Finishing up the Dusk trilogy on the Nintendo Switch comes Atelier Shallie: Alchemists of the Dusk Sea DX.
Featuring the series staples of alchemy, open-world exploration, and combat, this will be a title that continues a lot of what series veterans will love. Not only is this the epic conclusion to this tale, but this entry offers fixes to a majority of my major issues throughout playing this series of titles. With that being said, this is still a JRPG that makes some questionable decisions in some places, meaning this is one that people who have played every Atelier game will put near the top of their list, but overall JRPG fans will still find some issues.
Again, following a pair of protagonists who this time around share a common nickname, Shallistera and Shallotte are both on a mission to solve the world’s water issue. The sea has dried up, creating a new home for all types of monsters, and before there isn’t any more usable water, this team of alchemists make it their journey to save the world again. Shallistera is the chieftain’s daughter in a small village that is currently hurting more than most in this crisis, and Shallotte is a low-wage worker from the city who is looking to help out while finding some fame and fortune. This drought is threatening everyone is this, again, shared world and another cast of characters is taking up the helm.
Alchemy continues to be a mainstay for this series and Atelier Shallie is no different. Luckily, things have continued to improve since Ayesha and we now have something I can safely say I enjoyed. Even though a deep-rooted crafting system based around the monotonous gathering of ingredients isn’t the best, the scattered tutorials, streamlined ingredients list, and upgraded way in which you can add bonus traits to items and weapons seriously improve every portion of this mechanic. This is by far the best iteration of how alchemy works but having better ways to obtain crafting parts would make it even better.
Combat has also seen some improvement. Adding in an ever-filling burst bar during fights that allows for destructive attacks from your cohorts makes the build-up through this super basic combat system more enjoyable and it felt like fights went quicker because I had something to work towards outside of just pegging down some health bars.
The best improvement in Atelier Shallie is the fact you no longer have to rush through the entire game. The time management mechanic has been eradicated and I couldn’t be happier about it. You can now safely take your time through each section of the game and see everything that you’d like to see before moving on in the story. However, there is still some things you must complete before you can move forward. “Life Tasks” prompt players to to complete fairly easy, random objectives like “defeat this monster…” or “gather this many of this ingredient…”. Although simple, they don’t add much to the game, even if it’s hard to complain after repealing the timer.
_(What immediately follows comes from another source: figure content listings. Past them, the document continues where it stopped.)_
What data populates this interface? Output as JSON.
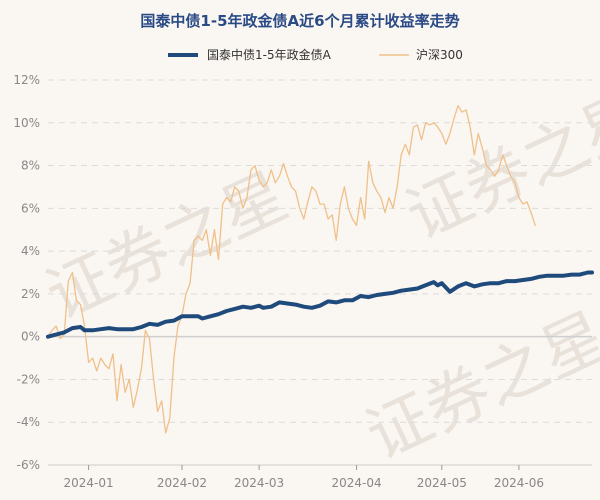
{
  "chart_data": {
    "type": "line",
    "title": "国泰中债1-5年政金债A近6个月累计收益率走势",
    "xlabel": "",
    "ylabel": "",
    "ylim": [
      -6,
      12
    ],
    "y_ticks": [
      "12%",
      "10%",
      "8%",
      "6%",
      "4%",
      "2%",
      "0%",
      "-2%",
      "-4%",
      "-6%"
    ],
    "y_tick_values": [
      12,
      10,
      8,
      6,
      4,
      2,
      0,
      -2,
      -4,
      -6
    ],
    "x_ticks": [
      "2024-01",
      "2024-02",
      "2024-03",
      "2024-04",
      "2024-05",
      "2024-06"
    ],
    "x_tick_positions": [
      10,
      33,
      52,
      76,
      97,
      116
    ],
    "x_range": [
      0,
      134
    ],
    "grid": true,
    "legend_position": "top",
    "series": [
      {
        "name": "国泰中债1-5年政金债A",
        "color": "#1f4a7c",
        "points": [
          [
            0,
            0
          ],
          [
            2,
            0.1
          ],
          [
            4,
            0.2
          ],
          [
            6,
            0.4
          ],
          [
            8,
            0.45
          ],
          [
            9,
            0.3
          ],
          [
            11,
            0.3
          ],
          [
            13,
            0.35
          ],
          [
            15,
            0.4
          ],
          [
            17,
            0.35
          ],
          [
            19,
            0.35
          ],
          [
            21,
            0.35
          ],
          [
            23,
            0.45
          ],
          [
            25,
            0.6
          ],
          [
            27,
            0.55
          ],
          [
            29,
            0.7
          ],
          [
            31,
            0.75
          ],
          [
            33,
            0.95
          ],
          [
            35,
            0.95
          ],
          [
            37,
            0.95
          ],
          [
            38,
            0.85
          ],
          [
            40,
            0.95
          ],
          [
            42,
            1.05
          ],
          [
            44,
            1.2
          ],
          [
            46,
            1.3
          ],
          [
            48,
            1.4
          ],
          [
            50,
            1.35
          ],
          [
            52,
            1.45
          ],
          [
            53,
            1.35
          ],
          [
            55,
            1.4
          ],
          [
            57,
            1.6
          ],
          [
            59,
            1.55
          ],
          [
            61,
            1.5
          ],
          [
            63,
            1.4
          ],
          [
            65,
            1.35
          ],
          [
            67,
            1.45
          ],
          [
            69,
            1.65
          ],
          [
            71,
            1.6
          ],
          [
            73,
            1.7
          ],
          [
            75,
            1.7
          ],
          [
            77,
            1.9
          ],
          [
            79,
            1.85
          ],
          [
            81,
            1.95
          ],
          [
            83,
            2.0
          ],
          [
            85,
            2.05
          ],
          [
            87,
            2.15
          ],
          [
            89,
            2.2
          ],
          [
            91,
            2.25
          ],
          [
            93,
            2.4
          ],
          [
            95,
            2.55
          ],
          [
            96,
            2.4
          ],
          [
            97,
            2.5
          ],
          [
            99,
            2.1
          ],
          [
            101,
            2.35
          ],
          [
            103,
            2.5
          ],
          [
            105,
            2.35
          ],
          [
            107,
            2.45
          ],
          [
            109,
            2.5
          ],
          [
            111,
            2.5
          ],
          [
            113,
            2.6
          ],
          [
            115,
            2.6
          ],
          [
            117,
            2.65
          ],
          [
            119,
            2.7
          ],
          [
            121,
            2.8
          ],
          [
            123,
            2.85
          ],
          [
            125,
            2.85
          ],
          [
            127,
            2.85
          ],
          [
            129,
            2.9
          ],
          [
            131,
            2.9
          ],
          [
            133,
            3.0
          ],
          [
            134,
            3.0
          ]
        ]
      },
      {
        "name": "沪深300",
        "color": "#f0c08a",
        "points": [
          [
            0,
            0
          ],
          [
            1,
            0.3
          ],
          [
            2,
            0.5
          ],
          [
            3,
            -0.1
          ],
          [
            4,
            0.1
          ],
          [
            5,
            2.6
          ],
          [
            6,
            3.0
          ],
          [
            7,
            1.7
          ],
          [
            8,
            1.5
          ],
          [
            9,
            0.5
          ],
          [
            10,
            -1.2
          ],
          [
            11,
            -1.0
          ],
          [
            12,
            -1.6
          ],
          [
            13,
            -1.0
          ],
          [
            14,
            -1.3
          ],
          [
            15,
            -1.5
          ],
          [
            16,
            -0.8
          ],
          [
            17,
            -3.0
          ],
          [
            18,
            -1.3
          ],
          [
            19,
            -2.6
          ],
          [
            20,
            -2.0
          ],
          [
            21,
            -3.3
          ],
          [
            22,
            -2.5
          ],
          [
            23,
            -1.5
          ],
          [
            24,
            0.3
          ],
          [
            25,
            -0.1
          ],
          [
            26,
            -2.0
          ],
          [
            27,
            -3.5
          ],
          [
            28,
            -3.0
          ],
          [
            29,
            -4.5
          ],
          [
            30,
            -3.8
          ],
          [
            31,
            -1.0
          ],
          [
            32,
            0.5
          ],
          [
            33,
            1.0
          ],
          [
            34,
            2.0
          ],
          [
            35,
            2.5
          ],
          [
            36,
            4.5
          ],
          [
            37,
            4.7
          ],
          [
            38,
            4.5
          ],
          [
            39,
            5.0
          ],
          [
            40,
            3.8
          ],
          [
            41,
            5.0
          ],
          [
            42,
            3.6
          ],
          [
            43,
            6.2
          ],
          [
            44,
            6.5
          ],
          [
            45,
            6.3
          ],
          [
            46,
            7.0
          ],
          [
            47,
            6.8
          ],
          [
            48,
            6.0
          ],
          [
            49,
            6.5
          ],
          [
            50,
            7.8
          ],
          [
            51,
            8.0
          ],
          [
            52,
            7.3
          ],
          [
            53,
            7.0
          ],
          [
            54,
            7.2
          ],
          [
            55,
            7.8
          ],
          [
            56,
            7.2
          ],
          [
            57,
            7.5
          ],
          [
            58,
            8.1
          ],
          [
            59,
            7.5
          ],
          [
            60,
            7.0
          ],
          [
            61,
            6.8
          ],
          [
            62,
            6.0
          ],
          [
            63,
            5.5
          ],
          [
            64,
            6.3
          ],
          [
            65,
            7.0
          ],
          [
            66,
            6.8
          ],
          [
            67,
            6.2
          ],
          [
            68,
            6.2
          ],
          [
            69,
            5.5
          ],
          [
            70,
            5.7
          ],
          [
            71,
            4.5
          ],
          [
            72,
            6.2
          ],
          [
            73,
            7.0
          ],
          [
            74,
            6.0
          ],
          [
            75,
            5.5
          ],
          [
            76,
            5.2
          ],
          [
            77,
            6.5
          ],
          [
            78,
            5.5
          ],
          [
            79,
            8.2
          ],
          [
            80,
            7.2
          ],
          [
            81,
            6.8
          ],
          [
            82,
            6.5
          ],
          [
            83,
            5.8
          ],
          [
            84,
            6.5
          ],
          [
            85,
            6.0
          ],
          [
            86,
            7.0
          ],
          [
            87,
            8.5
          ],
          [
            88,
            9.0
          ],
          [
            89,
            8.5
          ],
          [
            90,
            9.8
          ],
          [
            91,
            9.9
          ],
          [
            92,
            9.2
          ],
          [
            93,
            10.0
          ],
          [
            94,
            9.9
          ],
          [
            95,
            10.0
          ],
          [
            96,
            9.8
          ],
          [
            97,
            9.5
          ],
          [
            98,
            9.0
          ],
          [
            99,
            9.5
          ],
          [
            100,
            10.2
          ],
          [
            101,
            10.8
          ],
          [
            102,
            10.5
          ],
          [
            103,
            10.6
          ],
          [
            104,
            9.8
          ],
          [
            105,
            8.5
          ],
          [
            106,
            9.5
          ],
          [
            107,
            8.8
          ],
          [
            108,
            8.0
          ],
          [
            109,
            7.8
          ],
          [
            110,
            7.5
          ],
          [
            111,
            7.8
          ],
          [
            112,
            8.5
          ],
          [
            113,
            8.0
          ],
          [
            114,
            7.5
          ],
          [
            115,
            7.2
          ],
          [
            116,
            6.5
          ],
          [
            117,
            6.2
          ],
          [
            118,
            6.3
          ],
          [
            119,
            5.8
          ],
          [
            120,
            5.2
          ]
        ]
      }
    ],
    "zero_line": true
  }
}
Atelier Shallie: Alchemists of the Dusk Sea DX shows just how much the developers took into account how the player-base felt during the original PlayStation 3 releases. Escha & Logy improved the formula, but Shallie brought it to a peak. As much as I can recommend this title if you’re looking for an Atelier game, it is still a pretty basic JRPG.
Atelier Shallie: Alchemists of the Dusk Sea DX £32.99
Atelier Shallie: Alchemists of the Dusk Sea DX culminates this trilogy into an experience I can finally recommend. If you’re looking for a good Atelier title, then look no further, but JRPG veterans will still probably find it too simple.